Человек резко повернулся ко мне, и тогда я увидел эти глаза… С одной стороны, в них не было ничего особенного, но с другой… Его взгляд был направлен в мою сторону, но смотрел он не на меня. Точнее, не так… Казалось, что в поле его зрения попадаю не только я, но и полисмен, а также администратор, ехидная улыбка последнего, ресторан, носившиеся по нему шепоты, запахи из лобби-бара, весь первый этаж отеля, весь отель, Блумсбери, Лондон, Великобритания, Европа, наша планета… Он смотрел, как никто другой. Я был потрясен настолько, что даже не отреагировал, когда едва не сбивший меня с ног впервые обратился именно ко мне:

– А если со мной что-нибудь случится, ты сможешь вмешаться?

– Сэр, так этот человек приходится вам… другом? – повторил констебль несколько витиевато.

– Ты вмешаешься?
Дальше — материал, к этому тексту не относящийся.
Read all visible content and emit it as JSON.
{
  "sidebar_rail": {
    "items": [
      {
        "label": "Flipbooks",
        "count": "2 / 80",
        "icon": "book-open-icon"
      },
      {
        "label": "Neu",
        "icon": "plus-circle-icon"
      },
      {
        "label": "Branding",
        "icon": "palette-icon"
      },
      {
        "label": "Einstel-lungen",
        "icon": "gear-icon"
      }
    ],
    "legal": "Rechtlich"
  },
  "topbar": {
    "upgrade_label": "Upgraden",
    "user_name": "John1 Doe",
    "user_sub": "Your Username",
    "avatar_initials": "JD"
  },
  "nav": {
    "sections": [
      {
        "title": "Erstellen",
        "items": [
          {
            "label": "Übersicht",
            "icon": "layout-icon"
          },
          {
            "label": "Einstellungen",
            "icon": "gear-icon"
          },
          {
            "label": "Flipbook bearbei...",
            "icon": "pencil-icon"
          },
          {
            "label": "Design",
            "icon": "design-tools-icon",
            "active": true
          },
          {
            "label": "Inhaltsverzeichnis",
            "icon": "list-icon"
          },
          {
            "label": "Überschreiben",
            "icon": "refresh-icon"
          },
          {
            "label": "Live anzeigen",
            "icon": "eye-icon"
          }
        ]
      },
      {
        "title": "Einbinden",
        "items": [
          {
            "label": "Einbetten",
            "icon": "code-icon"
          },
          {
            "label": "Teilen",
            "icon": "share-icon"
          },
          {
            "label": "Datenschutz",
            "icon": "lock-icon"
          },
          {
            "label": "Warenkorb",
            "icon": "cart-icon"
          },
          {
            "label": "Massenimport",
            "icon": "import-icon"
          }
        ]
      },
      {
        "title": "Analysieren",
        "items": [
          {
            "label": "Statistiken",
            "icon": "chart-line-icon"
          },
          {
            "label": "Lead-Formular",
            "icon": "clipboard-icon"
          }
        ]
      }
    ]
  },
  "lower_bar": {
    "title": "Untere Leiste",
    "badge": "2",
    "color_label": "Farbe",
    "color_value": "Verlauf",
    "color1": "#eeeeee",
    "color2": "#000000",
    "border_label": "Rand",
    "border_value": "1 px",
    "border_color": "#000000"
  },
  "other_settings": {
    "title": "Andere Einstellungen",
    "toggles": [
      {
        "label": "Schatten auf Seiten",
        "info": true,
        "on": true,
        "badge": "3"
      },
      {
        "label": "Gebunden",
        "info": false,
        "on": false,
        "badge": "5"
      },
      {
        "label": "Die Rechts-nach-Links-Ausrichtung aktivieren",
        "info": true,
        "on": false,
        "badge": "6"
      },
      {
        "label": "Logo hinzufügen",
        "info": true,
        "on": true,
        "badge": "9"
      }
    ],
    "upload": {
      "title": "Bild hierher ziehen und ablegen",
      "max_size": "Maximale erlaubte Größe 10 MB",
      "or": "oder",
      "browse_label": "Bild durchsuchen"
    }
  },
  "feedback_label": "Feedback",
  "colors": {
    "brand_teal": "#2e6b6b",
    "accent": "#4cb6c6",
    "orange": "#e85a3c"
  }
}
Я могу быть спокоен? – Мой недавний обидчик не унимался. На этот раз в его голосе появилась нотка отчаянной надежды.

– Ну, не то чтобы другом… – смущенно ответил я полисмену, в то время как неотрывно смотрел на дебошира.

– Но почему? – спросил последний обескураженно.

– Сэр, вы знаете этого человека? – На этот раз констебль опять сдвинул брови.

– Мы столкнулись сегодня… – промямлил я. – Он там был… Там было много людей…

– Ты что, наблюдаешь не только за мной? – спросил мой собеседник несколько растерянно.

– Ни за кем я не наблюдаю!.. – Впервые с моих уст сорвались слова, адресованные именно ему. Я попытался произнести их как можно более раздраженно, но возмущение мое было притворным, нелепой попыткой замаскировать то, насколько мне неловко находиться в этой ситуации.

– Чем же ты тогда занят? Ты делаешь что-то еще? – Его растерянное недоумение все заметно усиливалось.

Я замялся, не зная, что ответить. Этим, вероятно, дал полицейскому понять, что, в сущности, мы не были знакомы.

– Так, мне все ясно, – резюмировал констебль. – Сэр, я вынужден просить вас пройти со мной в кабинет администратора. – Он завел правую руку за спину дебошира, а левой указал в на правлении двери и тем самым, не касаясь задержанного, увлек его к выходу из ресторана.

Уходя, полисмен смотрел себе под ноги, тогда как мой собеседник неотрывно глядел на меня. Точнее, в моем направлении. Кроме того, с меня не сводил глаз администратор с ехидным выражением лица. Его неприятная ухмылка внушала мне чувство вины.

Тут произошел нелепейший конфуз. Внезапно я почувствовал невесть откуда возникший зуд в носу. Странный человек начал говорить мне что-то еще, но в этот самый момент я громко на весь зал чихнул. Сквозняк ли, аллергия были тому виной, сказать трудно, но мой громогласный чих, а также последовавший за ним раскатистый смех в зале заглушили слова дебошира. Нарушителя спокойствия вывели из ресторана, а я так и не услышал последнюю реплику.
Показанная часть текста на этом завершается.